Wenn Sie in der letztgenannten Gruppe sind, fühlen Sie sich wahrscheinlich benachteiligt – dass es die Arbeitnehmer im öffentlichen und privaten Sektor mit ihren soliden Renten mit Leistungsprimat besser haben. Und die Wahrheit ist, dass sie es in einigen Fällen tun. Aber nicht immer. In dieser Kolumne werde ich mir die Vor- und Nachteile beider Arten von betrieblichen Altersvorsorgeplänen genau ansehen, und Sie sollten sich darauf vorbereiten, überrascht zu sein: In vielerlei Hinsicht kommen die RRSPs und beitragsorientierten (DC) Pläne der Gruppe, die üblicherweise als die armen Vettern der traditionellen leistungsorientierten (DB) Renten angesehen werden, tatsächlich voran.

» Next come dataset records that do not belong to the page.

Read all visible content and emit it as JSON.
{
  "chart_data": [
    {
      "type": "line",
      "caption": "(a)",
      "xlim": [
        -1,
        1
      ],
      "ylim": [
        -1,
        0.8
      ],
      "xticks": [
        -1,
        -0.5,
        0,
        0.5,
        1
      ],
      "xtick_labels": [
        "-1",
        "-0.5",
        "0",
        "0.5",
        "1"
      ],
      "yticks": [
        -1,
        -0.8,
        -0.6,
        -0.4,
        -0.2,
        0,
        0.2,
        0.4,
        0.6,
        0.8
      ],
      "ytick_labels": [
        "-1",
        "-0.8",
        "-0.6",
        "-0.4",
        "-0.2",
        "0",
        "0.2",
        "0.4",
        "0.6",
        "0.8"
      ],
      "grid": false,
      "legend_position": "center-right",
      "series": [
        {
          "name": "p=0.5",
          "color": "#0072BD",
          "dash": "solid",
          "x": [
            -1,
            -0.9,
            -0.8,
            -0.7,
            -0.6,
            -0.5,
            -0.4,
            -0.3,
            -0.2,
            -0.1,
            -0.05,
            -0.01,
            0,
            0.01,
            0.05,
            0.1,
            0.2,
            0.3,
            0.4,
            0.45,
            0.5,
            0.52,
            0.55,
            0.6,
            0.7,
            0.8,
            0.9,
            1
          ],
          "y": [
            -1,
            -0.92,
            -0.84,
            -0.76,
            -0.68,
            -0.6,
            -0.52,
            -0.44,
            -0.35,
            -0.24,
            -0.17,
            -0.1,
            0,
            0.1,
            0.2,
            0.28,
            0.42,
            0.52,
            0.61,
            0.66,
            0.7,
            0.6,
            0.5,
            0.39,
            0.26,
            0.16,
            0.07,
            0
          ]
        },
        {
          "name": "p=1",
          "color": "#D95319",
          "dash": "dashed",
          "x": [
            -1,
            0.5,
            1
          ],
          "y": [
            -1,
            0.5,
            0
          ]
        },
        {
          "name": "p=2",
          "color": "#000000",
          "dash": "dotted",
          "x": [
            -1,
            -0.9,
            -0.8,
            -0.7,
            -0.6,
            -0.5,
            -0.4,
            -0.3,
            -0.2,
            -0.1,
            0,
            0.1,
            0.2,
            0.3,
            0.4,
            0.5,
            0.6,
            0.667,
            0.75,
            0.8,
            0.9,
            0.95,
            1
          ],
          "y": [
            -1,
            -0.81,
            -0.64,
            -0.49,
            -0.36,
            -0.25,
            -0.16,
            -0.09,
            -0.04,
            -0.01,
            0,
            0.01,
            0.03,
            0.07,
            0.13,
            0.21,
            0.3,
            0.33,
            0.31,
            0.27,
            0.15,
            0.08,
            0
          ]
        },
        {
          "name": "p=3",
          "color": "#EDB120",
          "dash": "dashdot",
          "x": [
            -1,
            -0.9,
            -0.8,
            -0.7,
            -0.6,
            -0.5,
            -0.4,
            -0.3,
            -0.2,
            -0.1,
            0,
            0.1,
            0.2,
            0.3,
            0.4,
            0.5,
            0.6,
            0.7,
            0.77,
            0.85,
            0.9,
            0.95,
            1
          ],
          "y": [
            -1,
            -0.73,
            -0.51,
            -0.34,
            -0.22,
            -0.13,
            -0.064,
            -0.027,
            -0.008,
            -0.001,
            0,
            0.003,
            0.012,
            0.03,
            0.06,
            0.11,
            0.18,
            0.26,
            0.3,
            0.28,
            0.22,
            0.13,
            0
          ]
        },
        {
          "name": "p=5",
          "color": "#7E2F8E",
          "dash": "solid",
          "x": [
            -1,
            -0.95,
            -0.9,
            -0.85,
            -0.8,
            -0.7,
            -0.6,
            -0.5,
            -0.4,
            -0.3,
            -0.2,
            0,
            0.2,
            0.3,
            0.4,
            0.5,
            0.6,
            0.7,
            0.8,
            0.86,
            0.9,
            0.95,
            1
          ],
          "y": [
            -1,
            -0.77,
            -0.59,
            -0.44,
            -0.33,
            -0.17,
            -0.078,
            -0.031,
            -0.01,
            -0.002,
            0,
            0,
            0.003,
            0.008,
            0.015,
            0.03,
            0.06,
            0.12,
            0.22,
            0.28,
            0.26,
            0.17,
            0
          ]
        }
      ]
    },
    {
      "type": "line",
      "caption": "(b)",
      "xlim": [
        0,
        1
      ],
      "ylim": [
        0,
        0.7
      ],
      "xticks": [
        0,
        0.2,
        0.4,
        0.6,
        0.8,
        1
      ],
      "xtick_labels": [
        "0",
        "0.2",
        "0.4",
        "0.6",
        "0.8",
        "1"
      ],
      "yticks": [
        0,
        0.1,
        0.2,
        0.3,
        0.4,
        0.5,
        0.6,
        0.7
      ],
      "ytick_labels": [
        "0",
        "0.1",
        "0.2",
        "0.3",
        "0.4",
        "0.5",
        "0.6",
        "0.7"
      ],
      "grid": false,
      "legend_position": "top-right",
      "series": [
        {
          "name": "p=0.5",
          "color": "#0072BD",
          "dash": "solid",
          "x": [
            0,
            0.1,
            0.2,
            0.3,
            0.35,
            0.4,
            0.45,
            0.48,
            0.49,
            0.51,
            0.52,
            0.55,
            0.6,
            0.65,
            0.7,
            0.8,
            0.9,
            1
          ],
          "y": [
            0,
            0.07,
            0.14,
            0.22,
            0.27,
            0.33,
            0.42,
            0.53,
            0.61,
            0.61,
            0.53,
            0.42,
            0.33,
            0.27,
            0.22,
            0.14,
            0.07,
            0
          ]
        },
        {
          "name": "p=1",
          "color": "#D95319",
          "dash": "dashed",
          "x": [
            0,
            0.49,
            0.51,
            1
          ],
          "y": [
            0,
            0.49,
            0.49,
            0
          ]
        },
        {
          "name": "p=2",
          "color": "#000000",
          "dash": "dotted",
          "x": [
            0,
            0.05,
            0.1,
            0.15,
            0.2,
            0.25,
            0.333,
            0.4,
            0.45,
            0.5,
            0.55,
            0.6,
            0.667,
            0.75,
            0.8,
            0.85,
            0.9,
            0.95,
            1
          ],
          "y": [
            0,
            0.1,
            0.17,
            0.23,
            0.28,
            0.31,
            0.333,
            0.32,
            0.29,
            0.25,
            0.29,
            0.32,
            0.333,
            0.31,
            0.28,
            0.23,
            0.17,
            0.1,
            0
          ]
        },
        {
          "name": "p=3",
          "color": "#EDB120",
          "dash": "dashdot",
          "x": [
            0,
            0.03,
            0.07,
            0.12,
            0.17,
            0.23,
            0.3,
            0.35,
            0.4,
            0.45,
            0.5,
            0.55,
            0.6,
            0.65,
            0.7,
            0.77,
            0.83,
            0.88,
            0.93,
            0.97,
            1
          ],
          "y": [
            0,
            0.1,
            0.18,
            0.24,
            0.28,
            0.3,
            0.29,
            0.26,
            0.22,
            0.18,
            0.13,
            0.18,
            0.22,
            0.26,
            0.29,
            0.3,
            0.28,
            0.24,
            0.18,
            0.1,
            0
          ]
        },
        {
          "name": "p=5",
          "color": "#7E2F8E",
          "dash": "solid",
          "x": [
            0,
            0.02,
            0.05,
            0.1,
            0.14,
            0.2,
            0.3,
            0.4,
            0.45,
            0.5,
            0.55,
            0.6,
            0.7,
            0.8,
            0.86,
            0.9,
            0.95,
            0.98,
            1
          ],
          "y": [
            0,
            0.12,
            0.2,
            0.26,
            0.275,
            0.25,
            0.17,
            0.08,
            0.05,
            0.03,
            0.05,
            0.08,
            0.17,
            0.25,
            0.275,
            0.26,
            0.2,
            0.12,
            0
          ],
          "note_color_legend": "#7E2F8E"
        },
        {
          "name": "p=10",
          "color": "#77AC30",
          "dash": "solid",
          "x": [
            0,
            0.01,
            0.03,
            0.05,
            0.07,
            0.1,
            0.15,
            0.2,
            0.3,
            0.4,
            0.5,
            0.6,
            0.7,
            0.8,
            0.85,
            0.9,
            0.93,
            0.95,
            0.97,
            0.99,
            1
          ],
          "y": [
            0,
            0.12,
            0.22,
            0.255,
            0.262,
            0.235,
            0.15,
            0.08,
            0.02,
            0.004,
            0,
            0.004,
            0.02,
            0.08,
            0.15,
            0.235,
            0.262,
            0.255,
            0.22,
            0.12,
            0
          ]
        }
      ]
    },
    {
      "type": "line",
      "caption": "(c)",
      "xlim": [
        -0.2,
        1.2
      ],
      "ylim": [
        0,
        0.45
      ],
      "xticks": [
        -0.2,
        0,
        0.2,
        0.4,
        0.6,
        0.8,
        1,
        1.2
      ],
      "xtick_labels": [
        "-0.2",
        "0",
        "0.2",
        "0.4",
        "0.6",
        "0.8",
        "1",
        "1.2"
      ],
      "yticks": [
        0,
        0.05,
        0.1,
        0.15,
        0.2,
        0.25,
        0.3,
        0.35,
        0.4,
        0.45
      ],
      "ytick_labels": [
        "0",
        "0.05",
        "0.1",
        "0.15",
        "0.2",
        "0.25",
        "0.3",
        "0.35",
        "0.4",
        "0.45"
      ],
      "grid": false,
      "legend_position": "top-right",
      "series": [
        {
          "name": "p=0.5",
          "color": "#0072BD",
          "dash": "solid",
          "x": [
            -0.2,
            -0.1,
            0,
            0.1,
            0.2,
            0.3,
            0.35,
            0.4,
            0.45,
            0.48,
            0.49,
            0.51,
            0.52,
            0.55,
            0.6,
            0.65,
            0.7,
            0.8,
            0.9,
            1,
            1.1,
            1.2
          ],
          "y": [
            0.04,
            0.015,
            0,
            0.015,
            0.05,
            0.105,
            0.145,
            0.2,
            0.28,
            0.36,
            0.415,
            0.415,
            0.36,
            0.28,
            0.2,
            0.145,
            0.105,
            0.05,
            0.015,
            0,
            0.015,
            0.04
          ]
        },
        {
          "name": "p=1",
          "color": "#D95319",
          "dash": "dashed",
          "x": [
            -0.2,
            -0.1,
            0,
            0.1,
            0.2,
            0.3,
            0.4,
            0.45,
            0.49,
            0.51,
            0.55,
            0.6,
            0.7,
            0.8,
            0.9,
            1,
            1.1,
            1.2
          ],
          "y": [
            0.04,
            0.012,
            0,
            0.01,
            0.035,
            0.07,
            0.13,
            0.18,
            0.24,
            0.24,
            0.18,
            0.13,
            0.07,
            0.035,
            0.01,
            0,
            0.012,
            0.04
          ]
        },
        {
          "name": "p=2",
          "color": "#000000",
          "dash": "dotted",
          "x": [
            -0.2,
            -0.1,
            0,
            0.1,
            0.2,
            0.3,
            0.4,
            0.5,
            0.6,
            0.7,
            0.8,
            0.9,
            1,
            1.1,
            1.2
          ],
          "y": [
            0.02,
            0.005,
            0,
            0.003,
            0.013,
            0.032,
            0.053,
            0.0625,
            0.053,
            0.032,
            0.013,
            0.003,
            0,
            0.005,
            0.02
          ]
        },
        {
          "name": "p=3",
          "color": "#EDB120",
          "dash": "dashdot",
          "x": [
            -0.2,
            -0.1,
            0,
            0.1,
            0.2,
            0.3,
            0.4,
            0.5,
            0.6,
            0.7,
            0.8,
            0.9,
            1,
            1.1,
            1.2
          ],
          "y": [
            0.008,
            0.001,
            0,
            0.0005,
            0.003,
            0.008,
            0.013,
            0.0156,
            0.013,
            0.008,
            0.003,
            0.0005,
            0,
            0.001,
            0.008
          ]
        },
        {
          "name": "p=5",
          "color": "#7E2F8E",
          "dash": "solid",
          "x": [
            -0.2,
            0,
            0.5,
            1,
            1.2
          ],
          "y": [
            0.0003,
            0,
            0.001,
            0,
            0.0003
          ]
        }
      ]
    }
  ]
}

Die Wahrheit ist, dass beitragsorientierte Pläne und Gruppen-RRSPs oft nicht die Anerkennung erhalten, die sie verdienen (für eine Erklärung beider, siehe Welche Art von Plan haben Sie?). Sie sind das, was die meisten mittleren und großen Unternehmen anbieten, um ihren Mitarbeitern zu helfen, für den Ruhestand zu sparen, obwohl sie bei kleinen Unternehmen viel seltener sind. Wenn Sie eines haben, neigt es dazu, ständig im Hintergrund zu arbeiten und langsam, aber sicher die Ersparnisse aus den ersten Jahren Ihrer Karriere zu verschlimmern, wenn der Ruhestand das Weiteste aus Ihrem Kopf sein könnte. Während der Arbeitgeberbeitrag allein nicht dazu bestimmt ist, alle für die Altersvorsorge notwendigen Einsparungen zu generieren, wächst Ihr Erspartes, wenn Sie über einen langen Zeitraum bescheidene, aber konstante Beiträge leisten, zu einer überraschend hohen Summe. Es hilft, dass diese Pläne in der Regel eine Auswahl an soliden Investmentfonds zu niedrigen Gebühren bieten, die von erstklassigen Vermögensverwaltern verwaltet werden.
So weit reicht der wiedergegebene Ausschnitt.